Like all things that become part of the cultural lexicon, be it fashion, food or design, words to describe become overused and almost trite. Or misused and abused. We think one such word is the term “vintage.” Originally intended to define a specific period of time when something was created or in vogue or attributed to a season’s grape yield and wine production, it’s now being used to describe virtually anything that has a heritage feel, is old, well-worn or “used” by a previous owner. It’s certainly more sexy to describe the purchase of an old Pendleton shirt as “a vintage Pendleton” than something found on the rack at Goodwill. Vintage shops curate specific pieces and brands designed to sell to fashionistas familiar with that brand’s aura or simply to say “I found this vintage Prada dress” as a badge of hipness and financial astuteness. As opposed to saying “I got a killer deal on this terrific previously worn Ralph Lauren sweater,” it’s become about collecting, reselling and braggadocio in more than a few instances.

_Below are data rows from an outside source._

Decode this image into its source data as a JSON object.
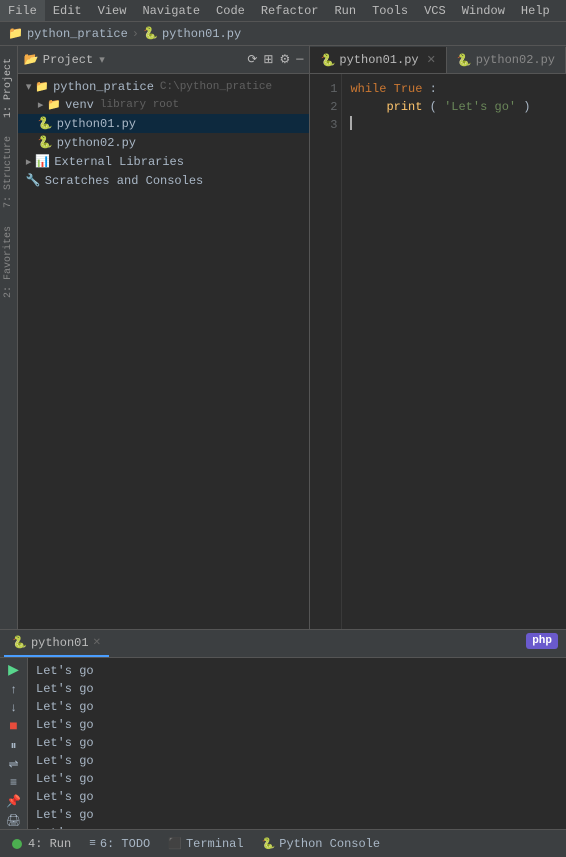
{
  "menubar": {
    "items": [
      "File",
      "Edit",
      "View",
      "Navigate",
      "Code",
      "Refactor",
      "Run",
      "Tools",
      "VCS",
      "Window",
      "Help"
    ]
  },
  "breadcrumb": {
    "project": "python_pratice",
    "file": "python01.py"
  },
  "project_panel": {
    "title": "Project",
    "root": "python_pratice",
    "root_path": "C:\\python_pratice",
    "venv": "venv",
    "venv_label": "library root",
    "files": [
      "python01.py",
      "python02.py"
    ],
    "external_libs": "External Libraries",
    "scratches": "Scratches and Consoles"
  },
  "tabs": [
    {
      "label": "python01.py",
      "active": true
    },
    {
      "label": "python02.py",
      "active": false
    }
  ],
  "editor": {
    "lines": [
      "1",
      "2",
      "3"
    ],
    "code": [
      {
        "text": "while True:",
        "type": "while_true"
      },
      {
        "text": "    print('Let’s go')",
        "type": "print"
      },
      {
        "text": "",
        "type": "cursor"
      }
    ]
  },
  "run_panel": {
    "tab_label": "python01",
    "output_lines": [
      "Let’s go",
      "Let’s go",
      "Let’s go",
      "Let’s go",
      "Let’s go",
      "Let’s go",
      "Let’s go",
      "Let’s go",
      "Let’s go",
      "Let’s go"
    ]
  },
  "bottom_bar": {
    "run_label": "4: Run",
    "todo_label": "6: TODO",
    "terminal_label": "Terminal",
    "python_console_label": "Python Console"
  },
  "left_sidebar": {
    "labels": [
      "1: Project",
      "2: Favorites",
      "7: Structure"
    ]
  },
  "php_badge": "php"
}
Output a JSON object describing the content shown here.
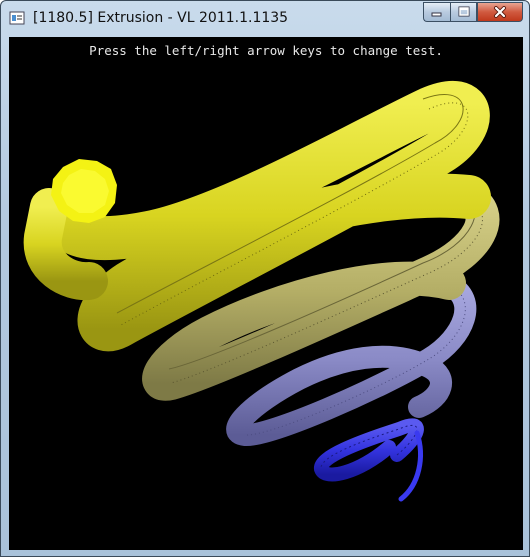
{
  "window": {
    "title": "[1180.5] Extrusion - VL 2011.1.1135",
    "controls": {
      "minimize": "minimize",
      "maximize": "maximize",
      "close": "close"
    }
  },
  "viewport": {
    "instruction_text": "Press the left/right arrow keys to change test.",
    "background": "#000000",
    "colors": {
      "yellow": "#e4e22a",
      "khaki": "#b8b26a",
      "lavender": "#8c8cc8",
      "blue": "#3030e0",
      "cap": "#f2f21a"
    }
  }
}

Because of the prolific use of the term and specifically its misuse, I think it’s time to stray from the term and consider another for more noble purposes. The idea of buying a great old piece of clothing or of keeping a well-worn sweater with moth holes intact, are the stories and experiences attached to the piece. The idea of the way things were built way back then and made to last. Great concerts attended in a pair of frayed jeans and the memory of the band, music and venue. Boots that took you through Europe and back to share the adventure. Purchasing a bag in the leather market in Florence and the interchange with the maker about her crafting the piece you bought.
Why anyone buys jeans with pre-built holes and patches is completely beyond me when you can wear the shit out of a great piece of denim and have it remind you of where the destruction occurred and with whom. There is absolutely no soul, no authenticity or fun to a pursuit of buying a “new” piece of clothing designed to look used and well-worn.
The word I would like to replace the term “vintage” with is “inspired.” Inspired by a period of time where items were lovingly crafted, done with intent to last and actually passed down to an admirer or next generation. Inspired by a wearer of note – a Shackleton sweater worn on an almost fatal Polar expedition. Inspired by the notion of adding no more unnecessary mass produced junk to a closet. Inspired and focused on better fabrics, textures and colors, interesting weaves, unusual snaps or buttons found on some long-lost piece of Japanese workwear.
Inspired pieces will probably cost more – should cost more! “Inspired” can capture the aura of a 1920 NY Giants baseball sweater that has been carefully recreated for contemporary use as well as a completely new design that tells its own story on the basis of that piece or its famous wearer and what their story was. Inspired fashion is about the stories that serve as the foundation for the item. About what the wearer will attribute in terms of a collection of life experiences over time when donning the piece. The rips and stains put in place by the owner, not some cutting machine.
So at Heritage Gear, we will develop inspired products. Inspired by the heritage and craftsmanship of our makers and partners. Inspired by the blurry black and white photos of the original wearer. A 1930 football player. A 1950’s cheerleader. Guys really named Bronco Nagurski and Knute Rockne. Nicknames like “The Gipper,” “Night Train,” “Golden Boy” or “The Say Hey Kid.” Sepia tones and tinted pictures. A natural fade that will only occur over decades of time and use. The celebration of a lost championship living only in the memory of the victors. The emotion conjured by putting something on passed down to you by someone dear. Something classic and undamaged by trends that come and go.
We’ll go with “inspired” to tap into that connection between a special piece of clothing or accessory because of the intangibles that cannot always be explained about why you love wearing or using it. And why it hasn’t hit the dust bin long ago.